The five canonical nucleobases—adenine, cytosine, guanine, thymine, and uracil—that pair in DNA and RNA and anchor replication, repair, and epigenetic chemistry.

Key facts

The five canonical nucleobases—adenine, cytosine, guanine, thymine, and uracil—that pair in DNA and RNA and anchor replication, repair, and epigenetic chemistry.

Which bases are in DNA versus RNA?
DNA uses A, T, G, and C; RNA uses A, U, G, and C—uracil replaces thymine in RNA. Uracil in DNA is treated as damage and excised by repair enzymes.

Base chemistry clarifies mechanism pages under Vitamins (e.g. uracil misincorporation), links one-carbon metabolism to replication fidelity, and explains how oxidative and epigenetic lesions accumulate with age.

Adenine

Adenine is a purine base in DNA and RNA that pairs with thymine or uracil and anchors ATP, NAD+, and S-adenosylmethionine pools.

Purine balance affects nucleotide salvage versus de novo synthesis—relevant when oxidative stress or folate limitation shifts demand toward repair and remethylation.
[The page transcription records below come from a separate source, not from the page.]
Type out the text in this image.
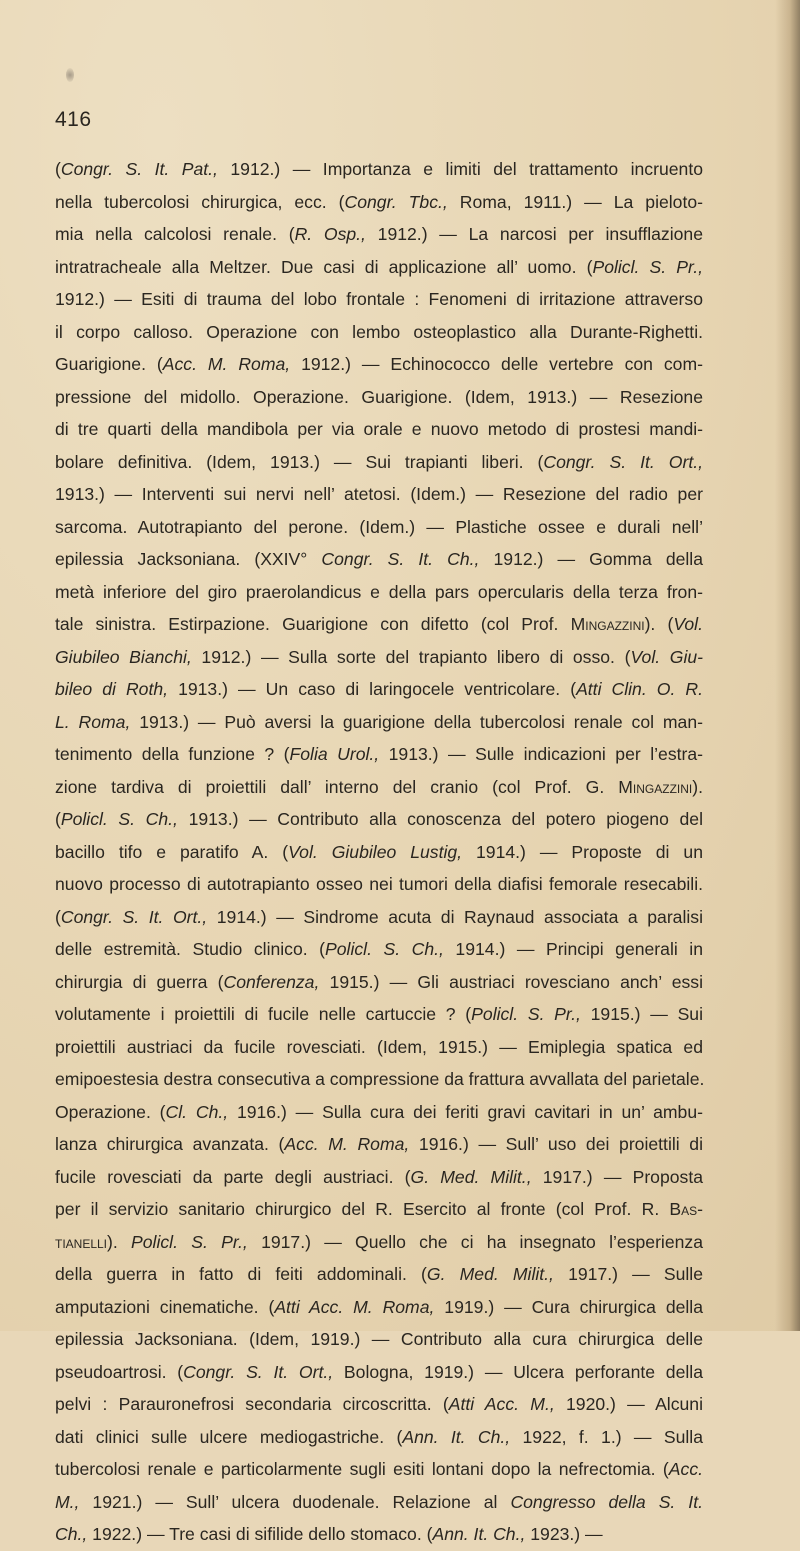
416
(Congr. S. It. Pat., 1912.) — Importanza e limiti del trattamento incruento
nella tubercolosi chirurgica, ecc. (Congr. Tbc., Roma, 1911.) — La pieloto-
mia nella calcolosi renale. (R. Osp., 1912.) — La narcosi per insufflazione
intratracheale alla Meltzer. Due casi di applicazione all’ uomo. (Policl. S. Pr.,
1912.) — Esiti di trauma del lobo frontale : Fenomeni di irritazione attraverso
il corpo calloso. Operazione con lembo osteoplastico alla Durante-Righetti.
Guarigione. (Acc. M. Roma, 1912.) — Echinococco delle vertebre con com-
pressione del midollo. Operazione. Guarigione. (Idem, 1913.) — Resezione
di tre quarti della mandibola per via orale e nuovo metodo di prostesi mandi-
bolare definitiva. (Idem, 1913.) — Sui trapianti liberi. (Congr. S. It. Ort.,
1913.) — Interventi sui nervi nell’ atetosi. (Idem.) — Resezione del radio per
sarcoma. Autotrapianto del perone. (Idem.) — Plastiche ossee e durali nell’
epilessia Jacksoniana. (XXIV° Congr. S. It. Ch., 1912.) — Gomma della
metà inferiore del giro praerolandicus e della pars opercularis della terza fron-
tale sinistra. Estirpazione. Guarigione con difetto (col Prof. Mingazzini). (Vol.
Giubileo Bianchi, 1912.) — Sulla sorte del trapianto libero di osso. (Vol. Giu-
bileo di Roth, 1913.) — Un caso di laringocele ventricolare. (Atti Clin. O. R.
L. Roma, 1913.) — Può aversi la guarigione della tubercolosi renale col man-
tenimento della funzione ? (Folia Urol., 1913.) — Sulle indicazioni per l’estra-
zione tardiva di proiettili dall’ interno del cranio (col Prof. G. Mingazzini).
(Policl. S. Ch., 1913.) — Contributo alla conoscenza del potero piogeno del
bacillo tifo e paratifo A. (Vol. Giubileo Lustig, 1914.) — Proposte di un
nuovo processo di autotrapianto osseo nei tumori della diafisi femorale resecabili.
(Congr. S. It. Ort., 1914.) — Sindrome acuta di Raynaud associata a paralisi
delle estremità. Studio clinico. (Policl. S. Ch., 1914.) — Principi generali in
chirurgia di guerra (Conferenza, 1915.) — Gli austriaci rovesciano anch’ essi
volutamente i proiettili di fucile nelle cartuccie ? (Policl. S. Pr., 1915.) — Sui
proiettili austriaci da fucile rovesciati. (Idem, 1915.) — Emiplegia spatica ed
emipoestesia destra consecutiva a compressione da frattura avvallata del parietale.
Operazione. (Cl. Ch., 1916.) — Sulla cura dei feriti gravi cavitari in un’ ambu-
lanza chirurgica avanzata. (Acc. M. Roma, 1916.) — Sull’ uso dei proiettili di
fucile rovesciati da parte degli austriaci. (G. Med. Milit., 1917.) — Proposta
per il servizio sanitario chirurgico del R. Esercito al fronte (col Prof. R. Bas-
tianelli). Policl. S. Pr., 1917.) — Quello che ci ha insegnato l’esperienza
della guerra in fatto di feiti addominali. (G. Med. Milit., 1917.) — Sulle
amputazioni cinematiche. (Atti Acc. M. Roma, 1919.) — Cura chirurgica della
epilessia Jacksoniana. (Idem, 1919.) — Contributo alla cura chirurgica delle
pseudoartrosi. (Congr. S. It. Ort., Bologna, 1919.) — Ulcera perforante della
pelvi : Parauronefrosi secondaria circoscritta. (Atti Acc. M., 1920.) — Alcuni
dati clinici sulle ulcere mediogastriche. (Ann. It. Ch., 1922, f. 1.) — Sulla
tubercolosi renale e particolarmente sugli esiti lontani dopo la nefrectomia. (Acc.
M., 1921.) — Sull’ ulcera duodenale. Relazione al Congresso della S. It.
Ch., 1922.) — Tre casi di sifilide dello stomaco. (Ann. It. Ch., 1923.) —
Chronic energy and cofactor stress can indirectly constrain adenylate pools that replication and epigenetic maintenance depend on.

Cytosine

Cytosine is a pyrimidine base that pairs with guanine; its methylation to 5-methylcytosine is central to epigenetic regulation and demethylation-linked mutation.

Cytosine chemistry links epigenetic aging clocks to mutation load—deamination and incomplete repair drive C→T transitions, a common somatic change with age. Folate and one-carbon status also intersect pyrimidine synthesis that replenishes cytosine in replicating genomes.

Guanine

Guanine is a purine base paired with cytosine; it is oxidation-sensitive and feeds GTP-dependent signaling and mitochondrial turnover.

Guanine oxidation is a direct readout of oxidative genomic instability. With age, cumulative 8-oxoG and imperfect base excision contribute to mutational burden in tissues with high metabolic flux.

Thymine

Thymine is the DNA pyrimidine (5-methyluracil) that replaces uracil in genomic DNA; its synthesis depends on folate-dependent thymidylate synthase.

Thymidylate pool size gates accurate DNA replication. When thymine synthesis lags, polymerases misinsert uracil, triggering excision–repair cycles that fragment chromosomes—a hallmark mechanism tied to folate deficiency.

Uracil

Uracil is an RNA pyrimidine base; when it appears in genomic DNA instead of thymine, repair enzymes treat it as damage.

Uracil itself is not a vitamin or supplement target—it is a nucleobase whose misplacement in DNA is a readout of cofactor status and replication stress. Understanding uracil clarifies why folate and B12 matter for thymidylate pools.